I drove away, pulling up the GIS maps and Google and Yahoo! and MSR Maps, which offered aerial views that could be overlaid with or exchanged for street maps. I found an unnamed access road that might take me partway down, and hoped the MOC’s vehicles were as good off-road as they were on. And hoped the extra weight of the armor wouldn’t be a hindrance to getting back out. I made it halfway down the gorge, finding a place to execute a tight three-point turn that was more like a ten-point turn, the wheels threatening to slide off the narrow trail and carry me all the way down. I parked facing back up the hill, drank a liter of water, added two more to my pack, and took off, down to the bottom, hoping to end up at the convergence of another creek. It was a harrowing descent, and I worked up a sweat.
The Smoky Mountains are rain forest, creating their own mini-climates at different elevations and disrupting the natural west-to-east trade winds. The temperatures dropped the lower I went, and the air grew progressively more damp. The morning sun disappeared, an afternoon angle needed to warm the west-facing mountain wall. A mist grew around me, wispy and thin in long vertical strips, the mist for which the Smoky Mountains had been named. It stuck to my skin and clothes, cold and clammy. Small rills and runnels formed and merged, splashing down vertical rock faces and cutting into the mountain floor. My sweat chilled and my breath was loud in my ears, my palms growing raw from roots and trees, sliding across bark and rock that decelerated my descent.

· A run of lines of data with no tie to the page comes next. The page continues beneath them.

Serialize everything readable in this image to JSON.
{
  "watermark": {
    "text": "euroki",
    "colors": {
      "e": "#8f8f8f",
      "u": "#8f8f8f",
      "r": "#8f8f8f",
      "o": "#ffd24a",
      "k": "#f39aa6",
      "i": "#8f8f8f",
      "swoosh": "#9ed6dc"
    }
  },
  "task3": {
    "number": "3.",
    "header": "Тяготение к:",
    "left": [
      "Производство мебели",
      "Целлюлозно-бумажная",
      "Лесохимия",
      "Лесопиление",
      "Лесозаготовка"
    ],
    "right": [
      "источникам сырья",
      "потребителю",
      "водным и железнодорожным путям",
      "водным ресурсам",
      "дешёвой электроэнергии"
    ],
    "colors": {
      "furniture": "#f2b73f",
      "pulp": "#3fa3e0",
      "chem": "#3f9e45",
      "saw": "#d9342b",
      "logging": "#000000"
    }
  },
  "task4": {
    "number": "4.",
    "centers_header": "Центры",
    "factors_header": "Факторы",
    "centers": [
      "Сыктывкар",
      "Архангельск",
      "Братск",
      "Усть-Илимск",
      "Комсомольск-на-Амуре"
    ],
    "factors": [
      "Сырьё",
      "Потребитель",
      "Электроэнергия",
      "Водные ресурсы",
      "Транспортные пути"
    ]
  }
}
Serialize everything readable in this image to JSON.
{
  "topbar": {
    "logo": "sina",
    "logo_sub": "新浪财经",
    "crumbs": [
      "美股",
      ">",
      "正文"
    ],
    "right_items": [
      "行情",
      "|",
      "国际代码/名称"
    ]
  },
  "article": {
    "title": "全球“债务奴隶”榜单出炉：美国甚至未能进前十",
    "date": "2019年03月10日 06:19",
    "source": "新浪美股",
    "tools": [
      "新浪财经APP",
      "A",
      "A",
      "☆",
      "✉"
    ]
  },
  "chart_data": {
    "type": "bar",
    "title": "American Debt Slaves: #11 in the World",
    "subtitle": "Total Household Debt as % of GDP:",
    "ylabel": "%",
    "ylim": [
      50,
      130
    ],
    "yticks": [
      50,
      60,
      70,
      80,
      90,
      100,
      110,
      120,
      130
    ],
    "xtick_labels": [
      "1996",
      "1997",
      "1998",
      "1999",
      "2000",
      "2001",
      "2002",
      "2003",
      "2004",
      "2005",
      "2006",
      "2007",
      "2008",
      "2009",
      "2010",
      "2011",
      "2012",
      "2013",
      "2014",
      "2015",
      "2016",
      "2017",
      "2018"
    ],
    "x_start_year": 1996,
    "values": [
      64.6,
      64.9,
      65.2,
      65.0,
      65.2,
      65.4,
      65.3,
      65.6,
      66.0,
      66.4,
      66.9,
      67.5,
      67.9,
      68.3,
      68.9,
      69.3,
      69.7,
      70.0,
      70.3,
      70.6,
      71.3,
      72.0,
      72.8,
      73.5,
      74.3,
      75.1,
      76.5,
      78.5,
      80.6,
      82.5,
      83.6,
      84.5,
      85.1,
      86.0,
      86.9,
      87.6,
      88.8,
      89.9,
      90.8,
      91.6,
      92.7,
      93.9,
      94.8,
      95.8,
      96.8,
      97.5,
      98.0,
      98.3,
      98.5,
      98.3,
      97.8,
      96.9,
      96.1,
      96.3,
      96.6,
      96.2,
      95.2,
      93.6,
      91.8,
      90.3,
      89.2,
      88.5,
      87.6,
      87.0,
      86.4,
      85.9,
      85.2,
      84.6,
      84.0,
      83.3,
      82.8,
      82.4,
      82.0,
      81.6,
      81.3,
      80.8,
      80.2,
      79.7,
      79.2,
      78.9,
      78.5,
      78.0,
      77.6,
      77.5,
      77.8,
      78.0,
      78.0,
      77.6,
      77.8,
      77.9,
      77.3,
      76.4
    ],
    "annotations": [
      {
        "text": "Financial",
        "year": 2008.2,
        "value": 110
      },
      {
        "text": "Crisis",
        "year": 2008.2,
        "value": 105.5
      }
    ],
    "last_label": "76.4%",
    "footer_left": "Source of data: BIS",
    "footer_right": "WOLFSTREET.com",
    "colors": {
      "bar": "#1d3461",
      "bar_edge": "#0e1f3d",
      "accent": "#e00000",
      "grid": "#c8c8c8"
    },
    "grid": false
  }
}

Though surely the land had been surveyed, it looked as though no one had been here since the deforestation in the 1920s. I found no human trails, but lots of rabbit sign, deer scat and tracks, and ample bear sign: dead trees clawed for grubs, a honeybee nest high in a tree showing fresh claw marks and bark damage where the bear had climbed. And once I saw what looked like mountain lion sign, old scat, dried and strewn. Beast held me still, a paw on my mind, studying the scat with all her senses. My mouth opened and upper lip pulled back, sucking the scent in through nose and mouth, but my mostly human scenting ability left Beast nearly head-blind. She looked up the mountain, and spotted a tree with vertical claw markings from the ground up to about two feet. Mountain lion? I thought at her.
Finally she thought at me, uncertain, Bobcat. Male.
When? I asked.
Last snow time. Maybe.
Last year. Winter. I stood still, bringing in the scents of the place, smelling rushing water rising on the breeze, deer, bear, rabbit, opossum and raccoon, numerous birds, the dry reek of snake musk, polecat, and skunk. No large cats. I moved on down the mountain, Beast alert and curious. Hunting dead-fish-smell green thing? she asked.
I laughed, the only human sound in the gorge. “Yes.”
Kill and eat it?
“No. Definitely not. It’s hunting the werewolves.”
Beast hissed, deep in my mind. Kill and leave wolves to rot. Killers of winter food. Thieves of meat. Wasters of meat. There were few more horrible insults from Beast than wasters of meat. She said nothing else, but I appreciated her focus. She often saw and smelled things that I missed or ignored because I didn’t know what they meant. Like the scat and the claw marks.
I reached bottom an hour after I left the sheriff, and stopped on the edge on the creek, straddling a downed tree. The movement of water was quiet here, where I sat on the bank in the sun, my feet shuffled beneath last fall’s leaves, but I could hear the roar of water just ahead, where I thought the confluence should be, and from upstream, where it obviously took a drop. Hurricane Ivanna was sweeping slowly up the Mississippi River basin and dumping torrents of water to our west. Projections had it turning east, right for us, with forecasts of four to six inches of rain over two days. Soon this creek would be a raging torrent.
Lunch was protein bars, nuts, three brownies, and two bananas. It left me feeling full but not satisfied. I stored the paper and plastic, and tossed the peels high on the bank, knowing some veggie-loving animal would eat them despite the bitter taste. The pack much lighter, I headed downstream, watching the banks for grindy-sign. The sound of water on stone grew and the air was wetter with mist.